El fenómeno no se limita simplemente a la aparición de breves interrupciones, sino que se manifiesta de manera intrusiva mediante anuncios superpuestos que persisten en la pantalla de dispositivos móviles incluso cuando el usuario intenta descartarlos.
Reportes recientes indican que estas unidades publicitarias, a menudo carentes de un botón de cierre visible, obligan a las personas a reiniciar la aplicación o esperar tiempos de visualización forzados que interrumpen la narrativa del contenido original. Esta táctica responde a una necesidad corporativa de sostener el crecimiento de ingresos, los cuales superaron los 11.300 millones de dólares en el último trimestre de 2024, pero la ejecución técnica parece haber ignorado la psicología del espectador moderno, quien valora la fluidez y el control sobre su experiencia de consumo por encima de todo.
Desde una perspectiva técnica y estratégica, Google ha consolidado esta transición hacia un modelo más automatizado mediante la migración obligatoria a campañas de generación de demanda.
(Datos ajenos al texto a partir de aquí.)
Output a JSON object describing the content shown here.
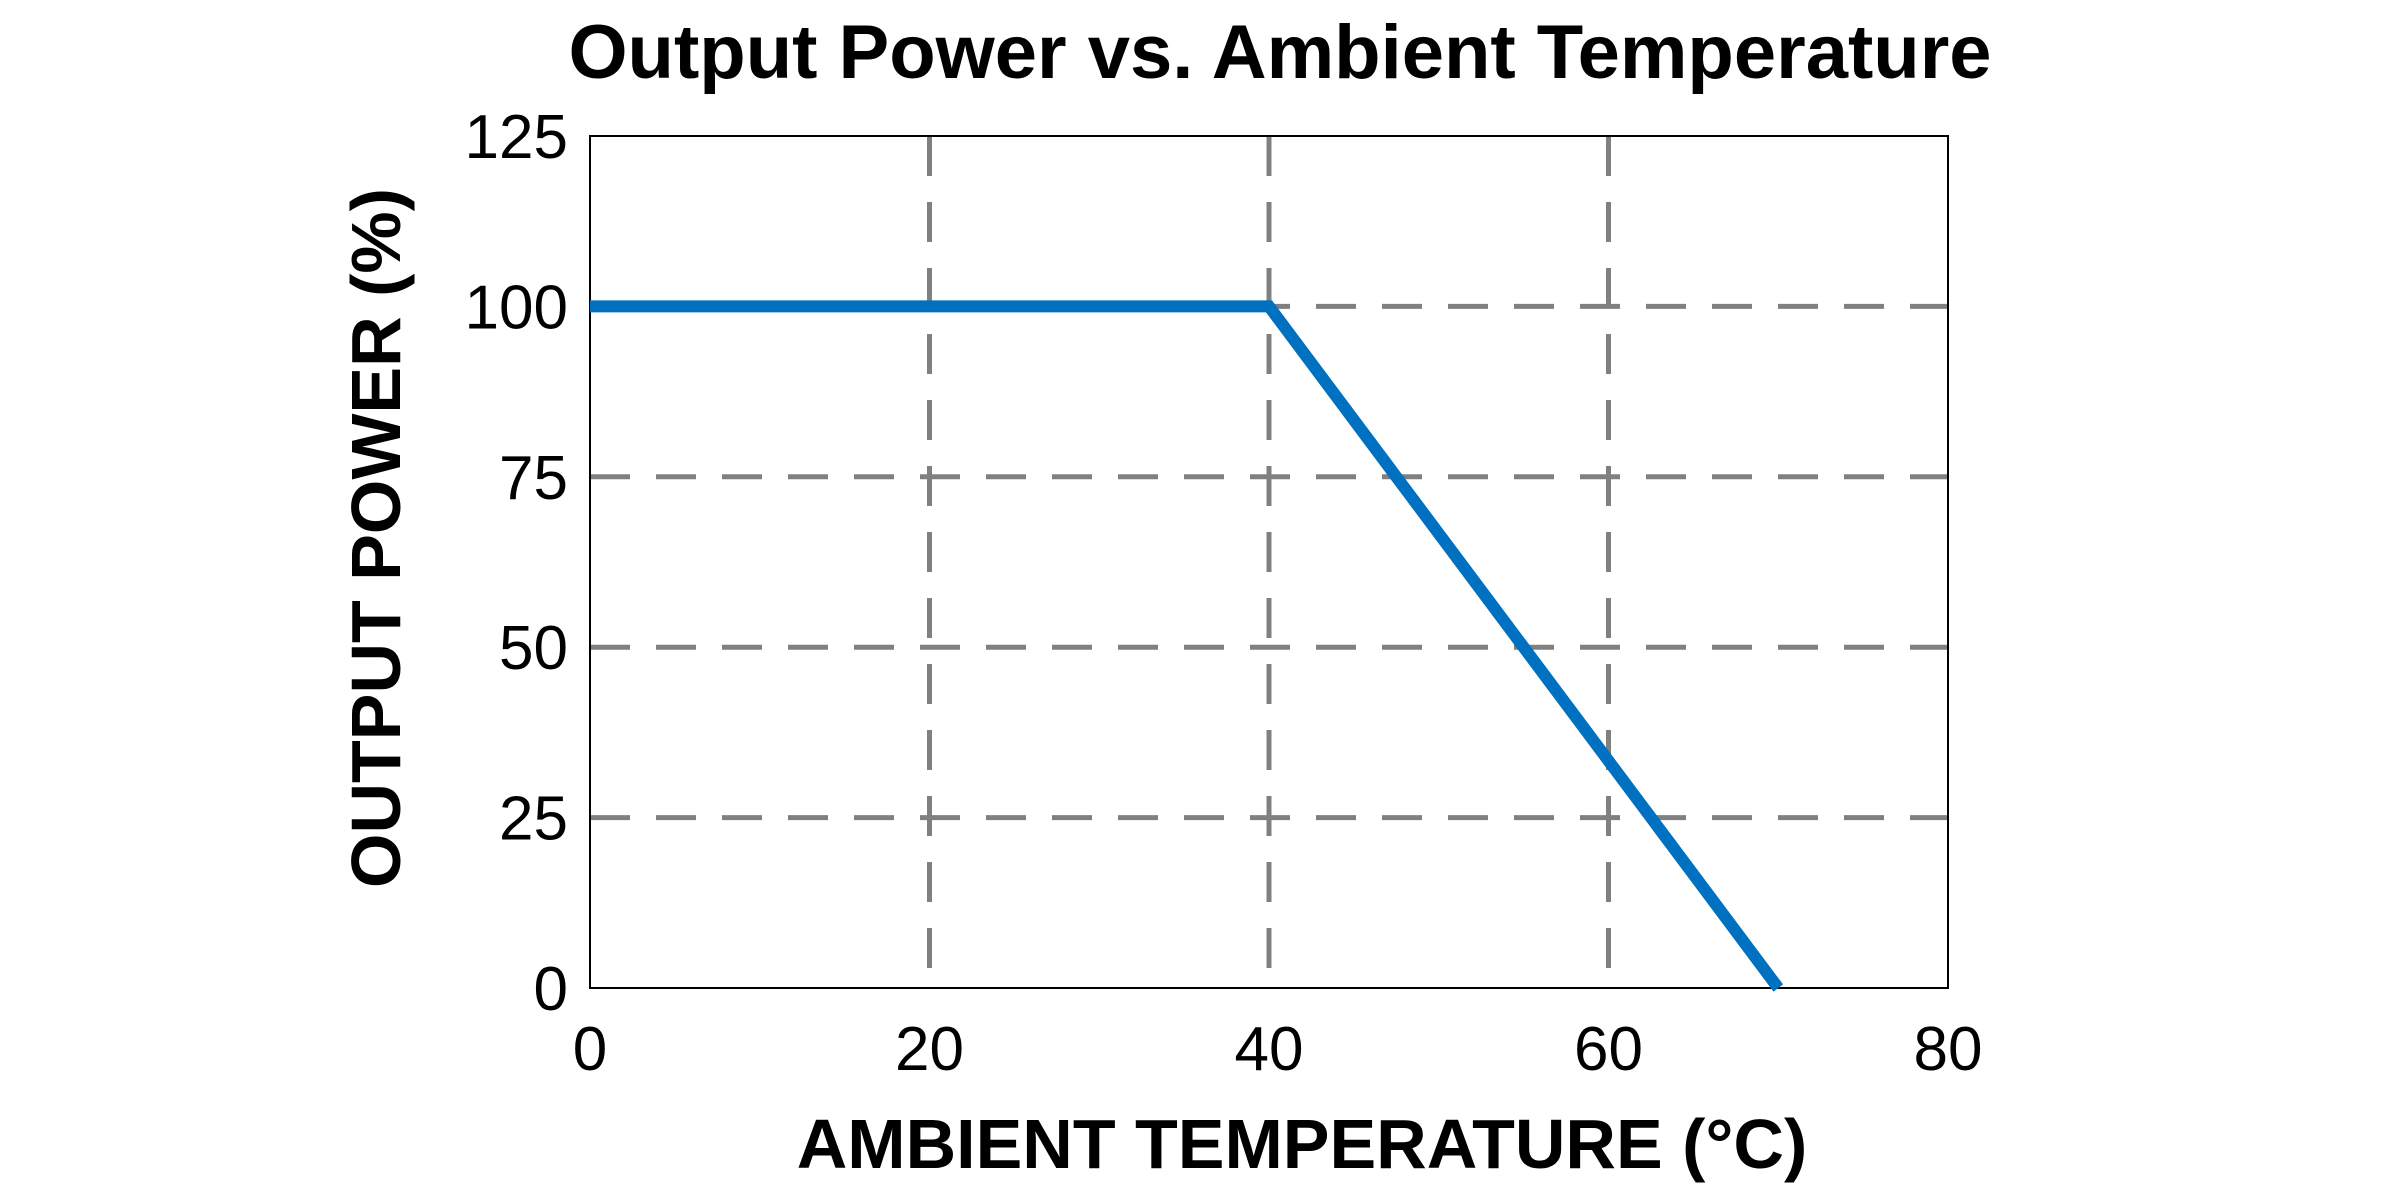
{
  "chart_data": {
    "type": "line",
    "title": "Output Power vs. Ambient Temperature",
    "xlabel": "AMBIENT TEMPERATURE (°C)",
    "ylabel": "OUTPUT POWER (%)",
    "xlim": [
      0,
      80
    ],
    "ylim": [
      0,
      125
    ],
    "xticks": [
      0,
      20,
      40,
      60,
      80
    ],
    "yticks": [
      0,
      25,
      50,
      75,
      100,
      125
    ],
    "grid": true,
    "grid_style": "dashed",
    "series": [
      {
        "color": "#0070c0",
        "x": [
          0,
          40,
          70
        ],
        "y": [
          100,
          100,
          0
        ]
      }
    ]
  }
}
Este cambio, culminado en el segundo trimestre de 2025, despoja a los anunciantes de ciertos controles manuales para confiar plenamente en algoritmos de inteligencia artificial que deciden cuándo y dónde mostrar una pieza publicitaria. Si bien la compañía argumenta que estas herramientas optimizan el retorno de inversión y permiten alcanzar audiencias en múltiples superficies como Gmail o el feed de Discover, el resultado en YouTube ha sido una percepción de saturación. La inteligencia artificial, en su afán por encontrar el momento exacto de impacto, parece haber priorizado la frecuencia sobre la relevancia, lo que lleva a situaciones donde el mismo anuncio se repite incesantemente, agotando la paciencia de quienes no han optado por el servicio de suscripción premium.
La respuesta de la comunidad de creadores de contenido es igualmente compleja, ya que se encuentran en una posición ambivalente entre la necesidad de monetizar su trabajo y el deseo de no ahuyentar a sus seguidores.
Aunque se estima que los ingresos de los creadores aumentarán un 20% este año debido a la mayor eficiencia de los nuevos formatos, muchos temen que el exceso de publicidad no saltable provoque un estancamiento en el crecimiento de sus canales. La plataforma ha intentado mitigar esto introduciendo optimizaciones en los cortes publicitarios para que coincidan con pausas naturales en los videos, pero la realidad técnica muestra que, especialmente en dispositivos de televisión conectada, los anuncios pueden extenderse hasta los 60 segundos sin opción de omisión, una cifra que recuerda a la televisión tradicional de la que muchos usuarios intentaron escapar.
El futuro de la publicidad en video parece dirigirse hacia una mayor integración de contenidos generados por usuarios que resulten menos disruptivos y más auténticos. Los datos de 2025 sugieren que las campañas que utilizan piezas menos pulidas y más humanas obtienen tasas de conversión significativamente más altas, lo que plantea una contradicción con la tendencia de Google de imponer formatos rígidos y obligatorios. En este escenario, la tensión entre los objetivos financieros de la gran tecnología y la salud del ecosistema de contenido es más evidente que nunca, obligando a los usuarios a decidir si el acceso gratuito a la mayor biblioteca de video del mundo compensa una experiencia de visualización que se siente cada vez más cautiva de la voluntad del anunciante.